FYI for people that are trying to seed their new S3 bucket with their current site data…

The DigitalOcean documentation wants the user to use the s3cmd command line tool. When doing this there are some arguments that it doesn’t mention which I found required to get this to work correctly. The big problem it needs to overcome are default permissions and MIME type selection. This command executed from the /public folder worked for me:

s3cmd put * s3://<bucket-name> --recursive -P -M --no-mime-magic

What’s going on here:

  • Put is pushing the files up to the bucket
  • the * wildcard means everything (just like it would on the command line)
  • Then it’s the name of the bucket in S3 URI syntax. This may have worked with HTTP URI syntax but I didn’t use it
  • --recursive is telling it to do a recursive traversal of the wildcard, just like a -r on the command line
  • -P is telling it to set the uploaded file to be public.
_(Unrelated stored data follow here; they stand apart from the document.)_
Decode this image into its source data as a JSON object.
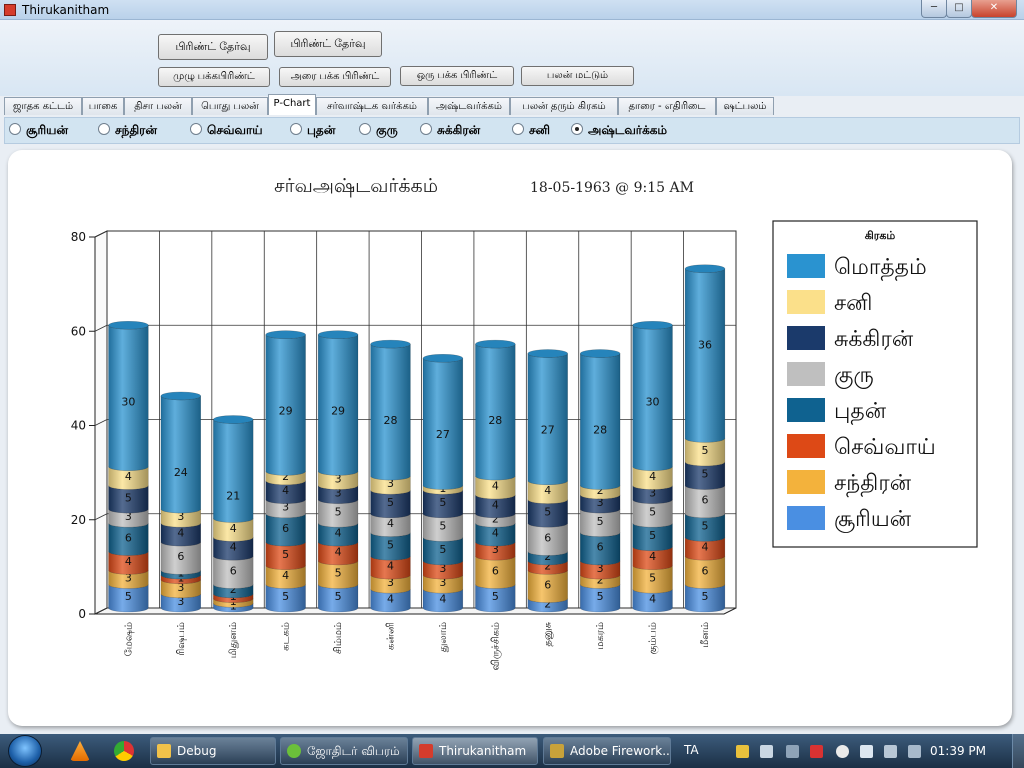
{
  "window": {
    "title": "Thirukanitham",
    "controls": {
      "minimize": "─",
      "maximize": "□",
      "close": "✕"
    }
  },
  "toolbar": {
    "print_select_1": "பிரிண்ட் தேர்வு",
    "print_select_2": "பிரிண்ட் தேர்வு",
    "full_page_print": "முழு பக்கபிரிண்ட்",
    "half_page_print": "அரை பக்க பிரிண்ட்",
    "one_page_print": "ஒரு பக்க பிரிண்ட்",
    "results_only": "பலன் மட்டும்"
  },
  "tabs": [
    {
      "label": "ஜாதக கட்டம்"
    },
    {
      "label": "பாகை"
    },
    {
      "label": "திசா பலன்"
    },
    {
      "label": "பொது பலன்"
    },
    {
      "label": "P-Chart",
      "active": true
    },
    {
      "label": "சர்வாஷ்டக வர்க்கம்"
    },
    {
      "label": "அஷ்டவர்க்கம்"
    },
    {
      "label": "பலன் தரும் கிரகம்"
    },
    {
      "label": "தாரை - எதிரிடை"
    },
    {
      "label": "ஷட்பலம்"
    }
  ],
  "radios": [
    {
      "label": "சூரியன்",
      "checked": false
    },
    {
      "label": "சந்திரன்",
      "checked": false
    },
    {
      "label": "செவ்வாய்",
      "checked": false
    },
    {
      "label": "புதன்",
      "checked": false
    },
    {
      "label": "குரு",
      "checked": false
    },
    {
      "label": "சுக்கிரன்",
      "checked": false
    },
    {
      "label": "சனி",
      "checked": false
    },
    {
      "label": "அஷ்டவர்க்கம்",
      "checked": true
    }
  ],
  "chart_data": {
    "type": "bar",
    "stacked": true,
    "style": "3d-cylinder",
    "title": "சர்வஅஷ்டவர்க்கம்",
    "subtitle": "18-05-1963 @ 9:15 AM",
    "xlabel": "",
    "ylabel": "",
    "ylim": [
      0,
      80
    ],
    "yticks": [
      0,
      20,
      40,
      60,
      80
    ],
    "grid": true,
    "legend_title": "கிரகம்",
    "legend_position": "right",
    "categories": [
      "மேஷம்",
      "ரிஷபம்",
      "மிதுனம்",
      "கடகம்",
      "சிம்மம்",
      "கன்னி",
      "துலாம்",
      "விருச்சிகம்",
      "தனுசு",
      "மகரம்",
      "கும்பம்",
      "மீனம்"
    ],
    "series": [
      {
        "name": "சூரியன்",
        "color": "#4a8fe2",
        "values": [
          5,
          3,
          1,
          5,
          5,
          4,
          4,
          5,
          2,
          5,
          4,
          5
        ]
      },
      {
        "name": "சந்திரன்",
        "color": "#f3b23c",
        "values": [
          3,
          3,
          1,
          4,
          5,
          3,
          3,
          6,
          6,
          2,
          5,
          6
        ]
      },
      {
        "name": "செவ்வாய்",
        "color": "#dd4916",
        "values": [
          4,
          1,
          1,
          5,
          4,
          4,
          3,
          3,
          2,
          3,
          4,
          4
        ]
      },
      {
        "name": "புதன்",
        "color": "#0f6290",
        "values": [
          6,
          1,
          2,
          6,
          4,
          5,
          5,
          4,
          2,
          6,
          5,
          5
        ]
      },
      {
        "name": "குரு",
        "color": "#bfbfbf",
        "values": [
          3,
          6,
          6,
          3,
          5,
          4,
          5,
          2,
          6,
          5,
          5,
          6
        ]
      },
      {
        "name": "சுக்கிரன்",
        "color": "#1b3a6b",
        "values": [
          5,
          4,
          4,
          4,
          3,
          5,
          5,
          4,
          5,
          3,
          3,
          5
        ]
      },
      {
        "name": "சனி",
        "color": "#fbe08a",
        "values": [
          4,
          3,
          4,
          2,
          3,
          3,
          1,
          4,
          4,
          2,
          4,
          5
        ]
      },
      {
        "name": "மொத்தம்",
        "color": "#2a93d0",
        "values": [
          30,
          24,
          21,
          29,
          29,
          28,
          27,
          28,
          27,
          28,
          30,
          36
        ]
      }
    ]
  },
  "taskbar": {
    "items": [
      {
        "label": "Debug"
      },
      {
        "label": "ஜோதிடர் விபரம்"
      },
      {
        "label": "Thirukanitham"
      },
      {
        "label": "Adobe Firework..."
      }
    ],
    "language": "TA",
    "clock": "01:39 PM"
  }
}
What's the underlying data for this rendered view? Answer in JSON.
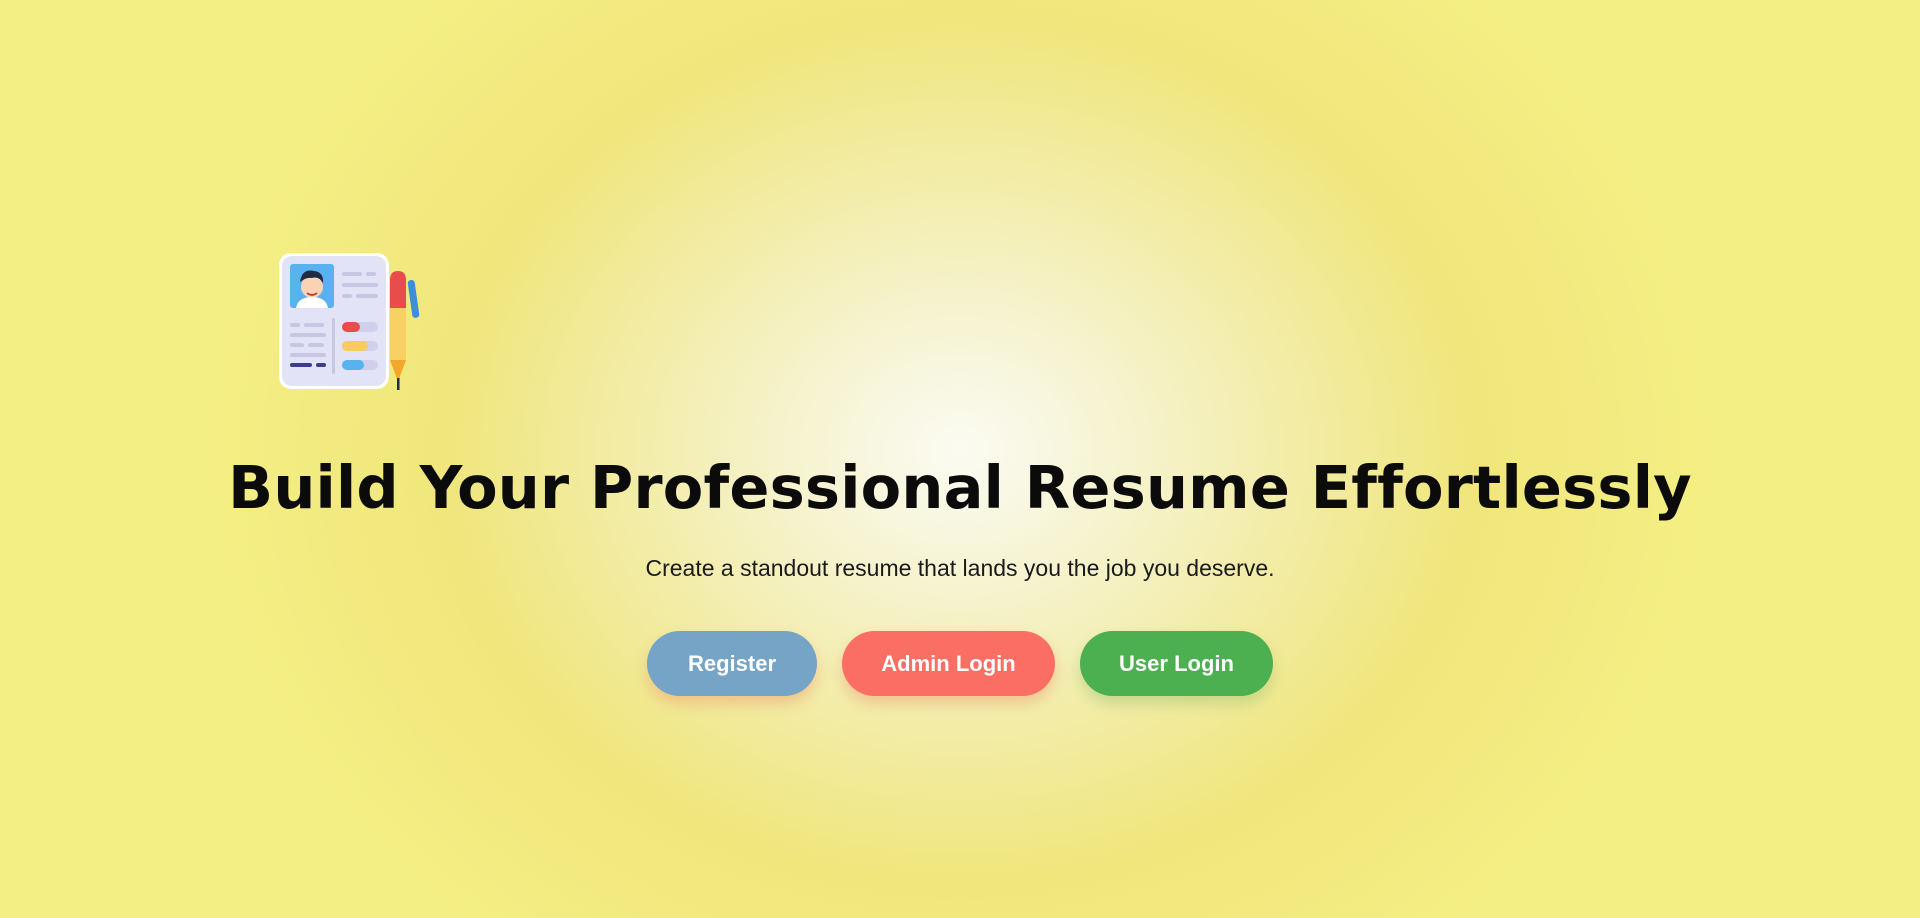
{
  "hero": {
    "illustration_icon": "resume-document-with-pen-icon",
    "title": "Build Your Professional Resume Effortlessly",
    "subtitle": "Create a standout resume that lands you the job you deserve."
  },
  "actions": {
    "register_label": "Register",
    "admin_login_label": "Admin Login",
    "user_login_label": "User Login"
  },
  "colors": {
    "background_center": "#fbfbf3",
    "background_edge": "#f4ef84",
    "register": "#76a4c6",
    "admin_login": "#fb6e63",
    "user_login": "#4caf50",
    "title_text": "#0b0b0b"
  }
}
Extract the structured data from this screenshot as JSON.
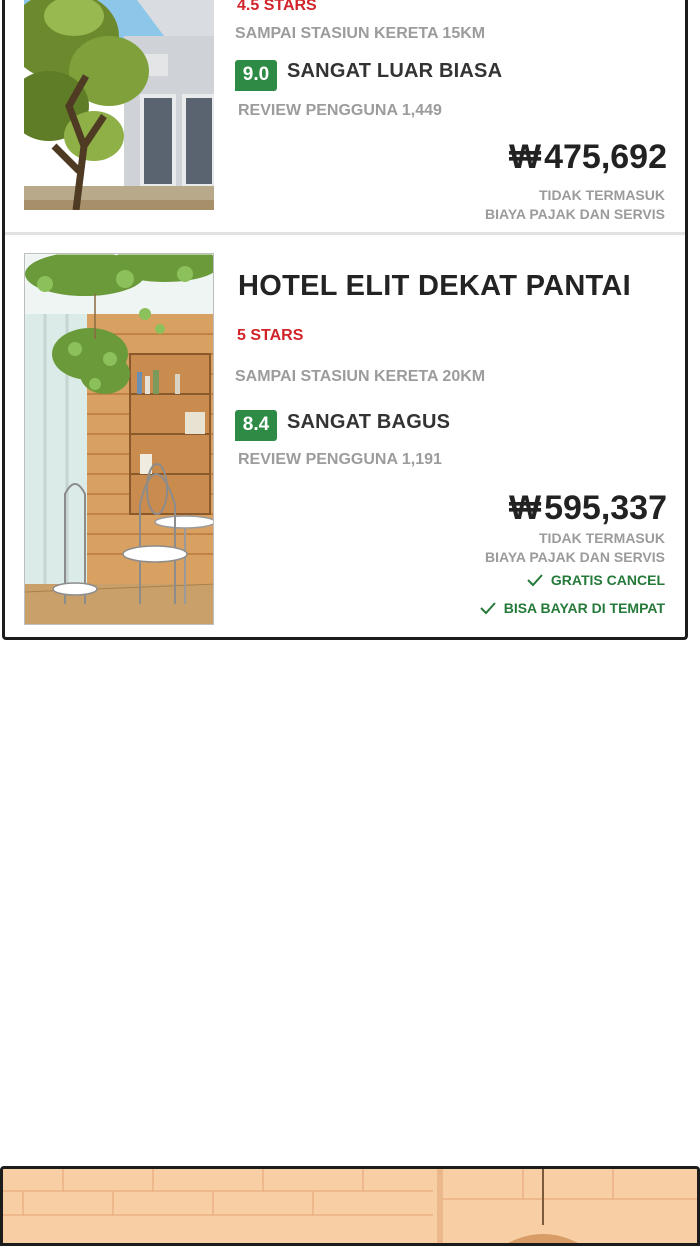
{
  "listings": [
    {
      "stars": "4.5 STARS",
      "distance": "SAMPAI STASIUN KERETA 15KM",
      "score": "9.0",
      "score_label": "SANGAT LUAR BIASA",
      "reviews": "REVIEW PENGGUNA 1,449",
      "currency": "₩",
      "price": "475,692",
      "tax_line1": "TIDAK TERMASUK",
      "tax_line2": "BIAYA PAJAK DAN SERVIS"
    },
    {
      "title": "HOTEL ELIT DEKAT PANTAI",
      "stars": "5 STARS",
      "distance": "SAMPAI STASIUN KERETA 20KM",
      "score": "8.4",
      "score_label": "SANGAT BAGUS",
      "reviews": "REVIEW PENGGUNA 1,191",
      "currency": "₩",
      "price": "595,337",
      "tax_line1": "TIDAK TERMASUK",
      "tax_line2": "BIAYA PAJAK DAN SERVIS",
      "perks": [
        "GRATIS CANCEL",
        "BISA BAYAR DI TEMPAT"
      ]
    }
  ],
  "icons": {
    "check": "check-icon"
  },
  "colors": {
    "stars": "#d1232a",
    "score_badge": "#2e8b45",
    "perk": "#257a3a",
    "muted_text": "#9c9c9c",
    "border": "#1c1c1c"
  }
}
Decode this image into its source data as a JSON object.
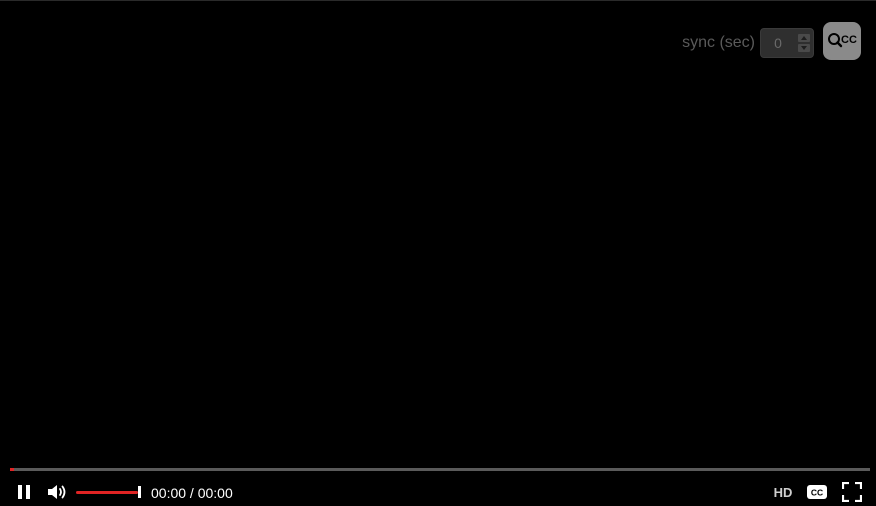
{
  "sync": {
    "label": "sync (sec)",
    "value": "0"
  },
  "search_cc": {
    "icon": "search-captions-icon",
    "text": "CC"
  },
  "progress": {
    "played_fraction": 0.005
  },
  "controls": {
    "play_state_icon": "pause-icon",
    "volume_icon": "volume-icon",
    "volume_level": 1.0,
    "time": "00:00 / 00:00",
    "hd_label": "HD",
    "cc_label": "CC",
    "fullscreen_icon": "fullscreen-icon"
  },
  "colors": {
    "accent": "#e02424",
    "background": "#000000"
  }
}
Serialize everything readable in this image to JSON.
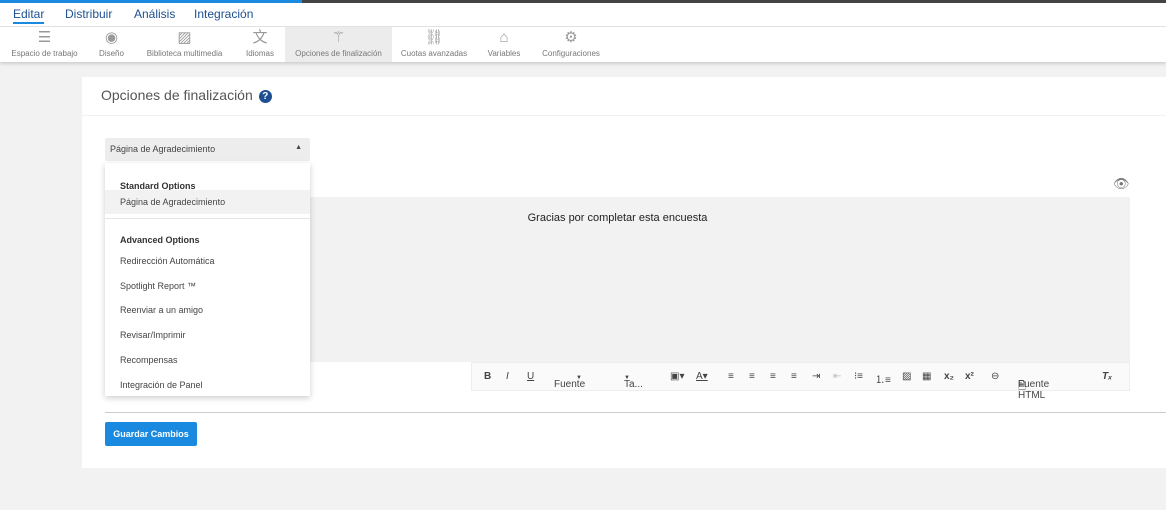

The bucket is listed as restricted because you don’t want random bots to be able to traverse your bucket directory listing. On DigitalOcean this means that it assumes you want the contents to also be restricted. We however want people to get to a file if they have the URL but not be able to do the listing. This option gives you that behavior
  • -M tells s3cmd to guess the MIME type. This is really important. If you don’t do this it will upload CSS and JavaScript as plain text. When the MIME type is set as this and it is pulled by the browser it will not execute the JavaScript or CSS. That will create a very ugly and non-functional Diaspora site because all of our style sheets and JavaScript files are essentially not there as they aren’t processed.
  • --no-mime-magic By default the command tries to use mimemagic for figuring out the MIME type. On my Linux Mint 19 machine (based on Ubuntu 18.04) I could never get this to work. The MIME types we are trying to determine are easy to pick off from the file extension and the tool is capable of doing it itself so it actually works without mimemagic. You may want to try to use the command without it to see if it works in the standard way. However if you run into the same problem I did this command will be indispensible.

(Hank G) #4

FYI this is the behavior not just with S3 but in general it seems. When I look at the image redirect code it seems like it won’t redirect with paths like this, only with something beginning with /uploads/images. This makes sense from the perspective of if the asset is being stored on another server which it was federated from. I believe it works for locally stored assets because the relative path to the hosting server will still look like /uploads/images. However for assets stored in the database with an external path to a remote bucket I don’t think this code is going to ever hit the CDN because the redirect logic isn’t going to trip correctly.


(Hank G) #5

Capturing some details from the IRC channel for moving implementation and documentation forward:

  • We probably want to encode the pod’s URL not the bucket URL in the database so that it knows to redirect it to the CDN. Even if an admin chooses not to use a literal CDN they could have it redirect to an off-server location.
  • The documentation should highlight that the redirect should be happening at the reverse proxy level on a production pod not in D* server proper. Having an example of this in Nginx and Apache could be helpful
  • The YAML file should put a similar warning to the self-hosted content that these settings are really meant for development pods and that the production pods should be doing this at the reverse proxy level.